A durable non-enzymatic electrochemical sensor for monitoring H2O2 in rat brain microdialysates based on one-step fabrication of hydrogels.

Abstract

A non-enzymatic electrochemical H2O2 sensor was developed by in situ fabrication of biocompatible chitosan (CS) hydrogels, in which a specific recognition molecule for H2O2, thionine (TH), was stably immobilized via one-step electrodeposition. Electron transfer of TH was facilitated in the CS/GPTMS/TH (GPTMS: γ-glycidoxypropyltrimethoxysiloxane) hydrogels with an electron transfer rate constant (ks) of 3.5 ± 0.1 s(-1).

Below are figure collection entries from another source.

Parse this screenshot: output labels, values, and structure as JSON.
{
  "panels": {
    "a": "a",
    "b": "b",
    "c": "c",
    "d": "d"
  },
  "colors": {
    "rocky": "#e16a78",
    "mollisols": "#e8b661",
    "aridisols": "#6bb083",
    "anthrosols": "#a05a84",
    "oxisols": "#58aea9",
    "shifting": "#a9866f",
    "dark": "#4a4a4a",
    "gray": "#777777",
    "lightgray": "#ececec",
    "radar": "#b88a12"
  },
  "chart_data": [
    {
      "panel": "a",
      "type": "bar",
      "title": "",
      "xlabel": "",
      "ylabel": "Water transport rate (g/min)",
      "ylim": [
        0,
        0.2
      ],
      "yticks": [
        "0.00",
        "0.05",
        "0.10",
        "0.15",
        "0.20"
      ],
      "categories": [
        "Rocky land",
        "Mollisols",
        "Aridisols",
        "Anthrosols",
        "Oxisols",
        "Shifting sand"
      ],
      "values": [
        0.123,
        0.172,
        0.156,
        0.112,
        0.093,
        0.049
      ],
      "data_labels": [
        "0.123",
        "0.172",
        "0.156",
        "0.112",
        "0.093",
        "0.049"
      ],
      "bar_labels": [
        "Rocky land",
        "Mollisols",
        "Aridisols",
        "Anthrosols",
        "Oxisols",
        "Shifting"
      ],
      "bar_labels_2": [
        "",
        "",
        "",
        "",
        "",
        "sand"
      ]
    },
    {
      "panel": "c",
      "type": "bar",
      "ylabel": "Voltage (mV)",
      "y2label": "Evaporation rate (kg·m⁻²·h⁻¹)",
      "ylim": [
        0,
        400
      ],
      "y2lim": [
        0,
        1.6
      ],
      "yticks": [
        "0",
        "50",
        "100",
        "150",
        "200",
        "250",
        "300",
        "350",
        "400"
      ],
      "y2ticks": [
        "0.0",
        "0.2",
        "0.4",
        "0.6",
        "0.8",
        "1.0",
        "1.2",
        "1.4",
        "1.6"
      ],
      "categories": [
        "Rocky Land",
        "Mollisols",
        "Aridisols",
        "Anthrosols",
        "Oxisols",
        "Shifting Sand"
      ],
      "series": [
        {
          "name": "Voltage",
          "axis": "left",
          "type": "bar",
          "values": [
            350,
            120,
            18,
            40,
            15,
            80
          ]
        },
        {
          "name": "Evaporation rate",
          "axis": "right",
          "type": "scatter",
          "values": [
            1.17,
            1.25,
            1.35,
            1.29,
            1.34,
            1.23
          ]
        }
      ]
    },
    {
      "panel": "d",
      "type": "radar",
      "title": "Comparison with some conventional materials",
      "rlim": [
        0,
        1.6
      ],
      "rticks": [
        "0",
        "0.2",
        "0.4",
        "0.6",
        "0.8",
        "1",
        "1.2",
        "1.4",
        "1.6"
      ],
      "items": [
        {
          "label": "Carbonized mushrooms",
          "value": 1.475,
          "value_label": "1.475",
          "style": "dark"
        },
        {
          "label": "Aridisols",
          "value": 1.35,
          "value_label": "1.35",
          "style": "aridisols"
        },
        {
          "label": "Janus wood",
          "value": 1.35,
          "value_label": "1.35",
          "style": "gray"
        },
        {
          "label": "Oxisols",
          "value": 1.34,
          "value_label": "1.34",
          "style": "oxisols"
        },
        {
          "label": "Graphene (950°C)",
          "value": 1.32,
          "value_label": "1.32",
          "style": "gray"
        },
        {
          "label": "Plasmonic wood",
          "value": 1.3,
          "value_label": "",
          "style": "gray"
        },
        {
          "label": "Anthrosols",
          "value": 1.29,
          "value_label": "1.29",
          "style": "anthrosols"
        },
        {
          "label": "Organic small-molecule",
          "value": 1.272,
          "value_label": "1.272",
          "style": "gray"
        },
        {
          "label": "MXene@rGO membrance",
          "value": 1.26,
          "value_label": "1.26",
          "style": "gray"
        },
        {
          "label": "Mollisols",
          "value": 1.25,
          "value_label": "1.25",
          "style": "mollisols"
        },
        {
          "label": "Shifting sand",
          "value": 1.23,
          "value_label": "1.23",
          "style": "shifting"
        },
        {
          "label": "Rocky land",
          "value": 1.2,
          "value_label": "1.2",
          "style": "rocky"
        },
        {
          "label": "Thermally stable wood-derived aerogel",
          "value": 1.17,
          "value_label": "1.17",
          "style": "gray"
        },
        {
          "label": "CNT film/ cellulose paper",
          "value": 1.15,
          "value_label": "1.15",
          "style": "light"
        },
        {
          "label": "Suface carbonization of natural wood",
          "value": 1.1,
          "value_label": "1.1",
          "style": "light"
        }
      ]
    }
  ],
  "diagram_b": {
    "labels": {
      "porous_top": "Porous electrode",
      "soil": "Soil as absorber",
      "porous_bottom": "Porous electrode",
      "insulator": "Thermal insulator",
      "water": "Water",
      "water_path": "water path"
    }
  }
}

Meanwhile, TH in CS hydrogels maintained high electrocatalytic activity toward H2O2. The developed sensor exhibited a fast amperometric response toward H2O2 within 7 s and a linear response for H2O2 ranging from 5.0 × 10(-6) to 6.9 × 10(-4) M with a detection limit of 1.0 × 10(-6) M. In addition, the non-enzymatic electrochemical sensor exhibited long-term stability with a current decrease less than 5.0% in 18 days and good reproducibility with a small deviation of 7.2%. The remarkable analytical performance of the present sensor provided a promising model for durable monitoring of H2O2 in rat brain microdialysates, which is very useful for understanding the biological effects of H2O2 on the pathological and physiological processes.